Sixty Seconds of Woe

We all do it. We look at the negative aspects of our lives and ask why me? Oh woe is me! Look at how bad things are. I can’t get past this. Why did this happen to me? How come it always goes bad for me? We end up focusing on those aspects of life that we don’t like. But while we do that, we sap our energy, waste it actually, because “woe is me” never contributes to a solution.

When I allow self pity to take my energy I am saying to myself that I can’t overcome whatever difficulty that might be present. I don’t look for a solution and I don’t take action. I am focused on the past, on what happened and I allow this to define me. This way of thinking can easily take me down a depressing path that leads me further into self loathing and self hatred. Self pity is just another form of an ego trip: cause it’s all about me and only me don’t you know!

I just can’t allow myself to go there.  It is too destructive.

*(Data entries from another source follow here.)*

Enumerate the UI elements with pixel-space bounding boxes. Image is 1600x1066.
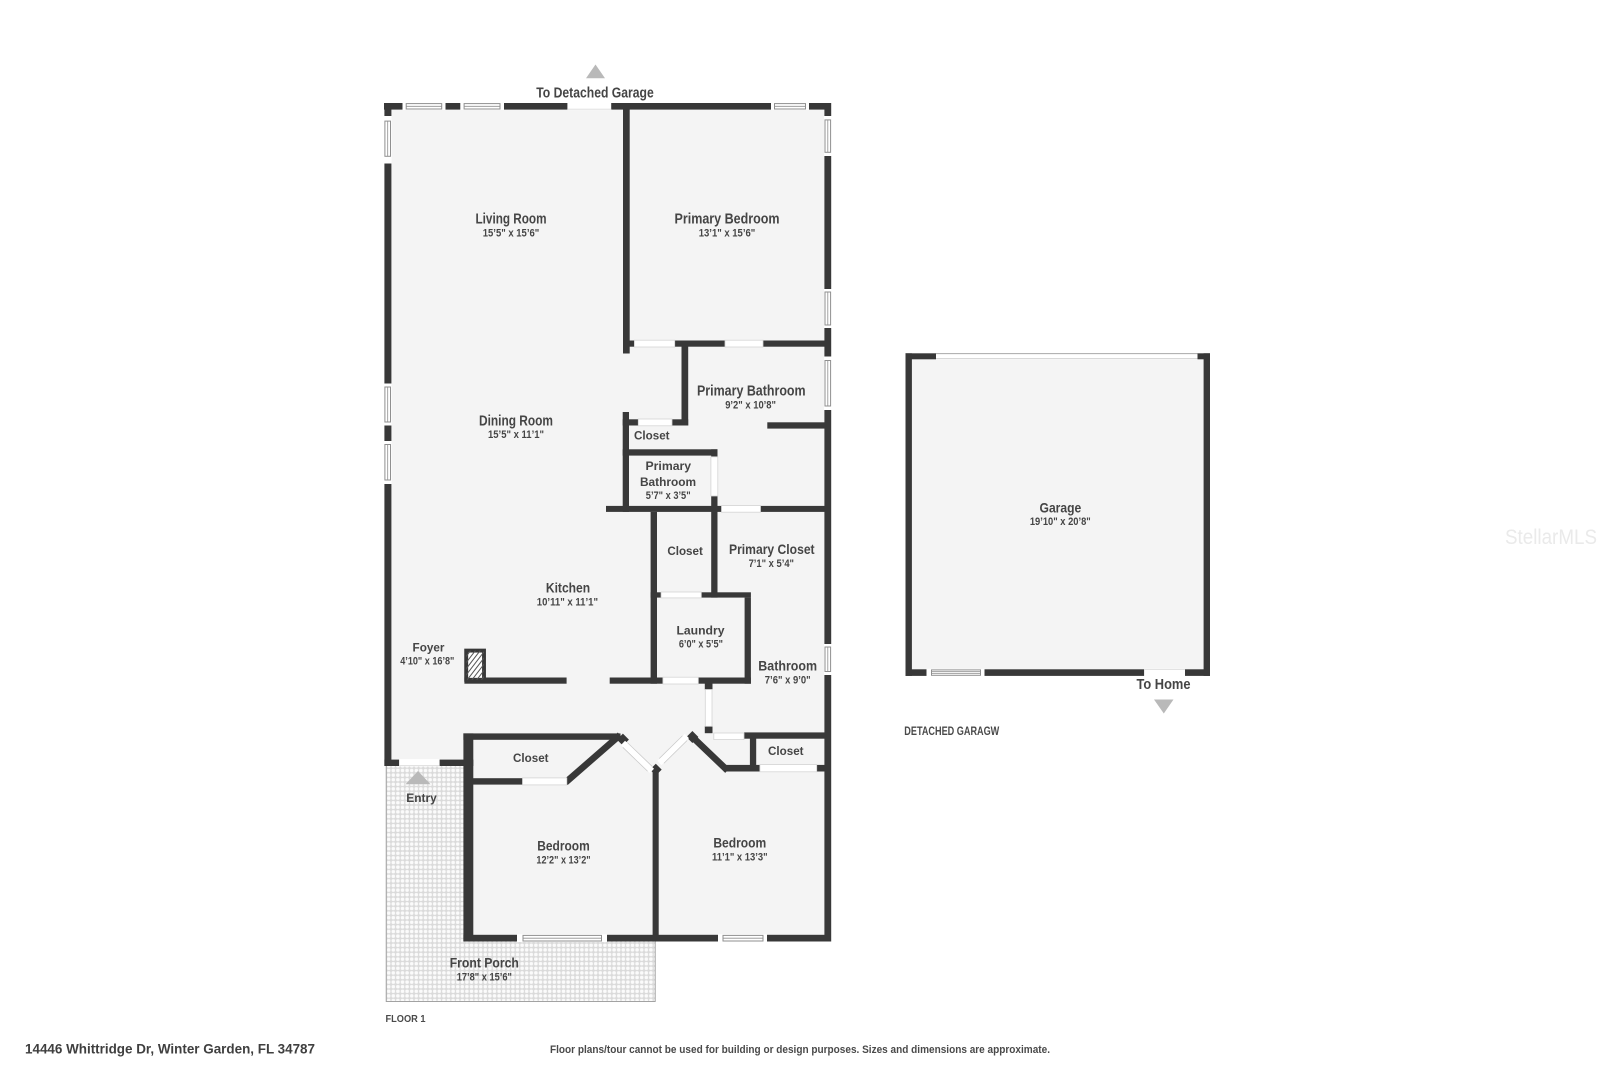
svg-text:To Home: To Home <box>1137 677 1191 693</box>
svg-text:12’2" x 13’2": 12’2" x 13’2" <box>536 855 590 867</box>
svg-text:Primary Bathroom: Primary Bathroom <box>697 384 806 400</box>
svg-text:19’10" x 20’8": 19’10" x 20’8" <box>1030 516 1091 528</box>
svg-text:Living Room: Living Room <box>476 212 547 228</box>
svg-text:Bathroom: Bathroom <box>640 475 696 489</box>
svg-text:10’11" x 11’1": 10’11" x 11’1" <box>537 596 598 608</box>
svg-text:Closet: Closet <box>667 544 703 558</box>
svg-text:Laundry: Laundry <box>676 624 724 638</box>
svg-text:17’8" x 15’6": 17’8" x 15’6" <box>457 971 512 983</box>
svg-text:13’1" x 15’6": 13’1" x 15’6" <box>699 228 756 240</box>
svg-text:4’10" x 16’8": 4’10" x 16’8" <box>400 655 454 667</box>
svg-text:To Detached Garage: To Detached Garage <box>536 85 654 101</box>
svg-text:7’6" x 9’0": 7’6" x 9’0" <box>765 675 811 687</box>
svg-text:DETACHED GARAGW: DETACHED GARAGW <box>904 726 999 738</box>
svg-text:Dining Room: Dining Room <box>479 413 553 429</box>
svg-text:9’2" x 10’8": 9’2" x 10’8" <box>725 400 776 412</box>
svg-text:Closet: Closet <box>768 744 804 758</box>
svg-text:Primary: Primary <box>646 459 692 473</box>
svg-text:5’7" x 3’5": 5’7" x 3’5" <box>646 490 691 502</box>
svg-text:11’1" x 13’3": 11’1" x 13’3" <box>712 851 768 863</box>
svg-text:FLOOR 1: FLOOR 1 <box>386 1014 426 1025</box>
svg-text:Foyer: Foyer <box>413 641 445 655</box>
svg-text:StellarMLS: StellarMLS <box>1505 525 1597 549</box>
svg-text:Front Porch: Front Porch <box>450 956 519 971</box>
svg-text:Floor plans/tour cannot be use: Floor plans/tour cannot be used for buil… <box>550 1044 1050 1056</box>
svg-text:Bedroom: Bedroom <box>537 839 590 854</box>
svg-text:6’0" x 5’5": 6’0" x 5’5" <box>679 639 723 651</box>
svg-text:14446 Whittridge Dr, Winter Ga: 14446 Whittridge Dr, Winter Garden, FL 3… <box>25 1042 315 1058</box>
svg-text:Garage: Garage <box>1040 500 1082 515</box>
svg-text:Closet: Closet <box>513 751 549 765</box>
svg-text:Entry: Entry <box>406 791 437 805</box>
svg-text:15’5" x 11’1": 15’5" x 11’1" <box>488 429 544 441</box>
svg-text:Primary Bedroom: Primary Bedroom <box>675 212 780 228</box>
svg-text:Primary Closet: Primary Closet <box>729 542 815 557</box>
svg-text:15’5" x 15’6": 15’5" x 15’6" <box>483 228 540 240</box>
svg-text:Bathroom: Bathroom <box>758 659 817 674</box>
svg-text:7’1" x 5’4": 7’1" x 5’4" <box>749 558 794 570</box>
svg-text:Closet: Closet <box>634 429 670 443</box>
svg-text:Bedroom: Bedroom <box>713 836 766 851</box>
svg-text:Kitchen: Kitchen <box>546 580 590 595</box>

Not long ago I read that when something happens that you wish hadn’t, you give yourself a minute to wallow in the self pity.  You can cry, pound your desk, shake your fist at the heaven, yell as loud as you want or whatever other non-destructive behaviour you wish; you have sixty seconds to complete this task. Once the time it up, it’s up. After one minute of lamentations it is time to move on.

We all want things to go well, to follow our plan. And they don’t always. I can embrace the failures of my past and learn from them to find a new solution. This time my solution might work, or it might not. There is no guarantee. So if it doesn’t work out a second time, I can give it one minute of sobbing into the wind and then back to seeking a solution. Then it is time to keep to the present and move forward, one step at a time.

Focusing on the past and on failures will never lead to solution. It’s okay to grieve over what didn’t go as planned, but it is important not to let myself become bogged down in that quicksand of self destruction.  I need to move forward. So I will try to remember that I can allow myself a minute of woe, and then it’s time to move on. There is a solution!

Oh, Woe is Me!

I was pretty good at looking at my life as a sad case when I was still living in my disease.  There was always a good reason why I needed to continue to drink or use. No one knew how bad my life was. You couldn’t understand me. Everyone was against me. My problems were so deep and personal no one could help me. I had so many reasons to keep on using and very few to stop.

By the time I got to recovery I, like many others, thought that my life was over. I knew I couldn’t go on the way I was going. Somehow I was able to fast forward and see what my life would soon be like and I knew that I had to stop.  I thought the fun was over in life. All was downhill from here on in: no more celebrations and parties, no more reasons to laugh. I figured that I would live a pretty sad life compared to the rest of my friends. But the writing was on the wall: either find a way to quit or follow that road to an early grave. Poor me. Poor me! Pour me another!

Self pity kept me in my disease for many years. Every once in a while I can slip back into it. The why mes. The if onlys. The you don’t knows.  I suffer from the disease of ‘terminal uniqueness’, a shortcoming that never lacks a reason to chuck it all and go back to active addiction.

I am grateful for a sponsor who called me on my stupidity. “You’re on an Ego Trip!” I couldn’t believe him at first, but I’ve come to realize that he was right. My ego telling me I am the worst of the worst and things can’t get better is really the same as my ego telling me I am better than everyone else and things have to go my way. The result is the same: a false identity and an incomplete picture of who I really am. What I need to do is put my Ego aside and try to look at things as they really are.

I’m learning that humility isn’t lowering one’s self. It is being, owning, embracing  myself as I am, not better than or worse than anyone else. I have my strengths and my weaknesses. And I need them all to make up the person that I am today. It doesn’t make me worse or better than the next guy.  I’m just another guy.

I’d like to say that I’m over feeling sorry for myself but I’m still working on it. I am grateful that it doesn’t reveal itself as often as it used to. And I’m grateful that I have learned to apply some of the things I’ve learning in recovery: a gratitude list, a change in my focus, service work and meditation. These help to keep balance in my life and allow me to see that my life can be happy, joyous and free when I work for it.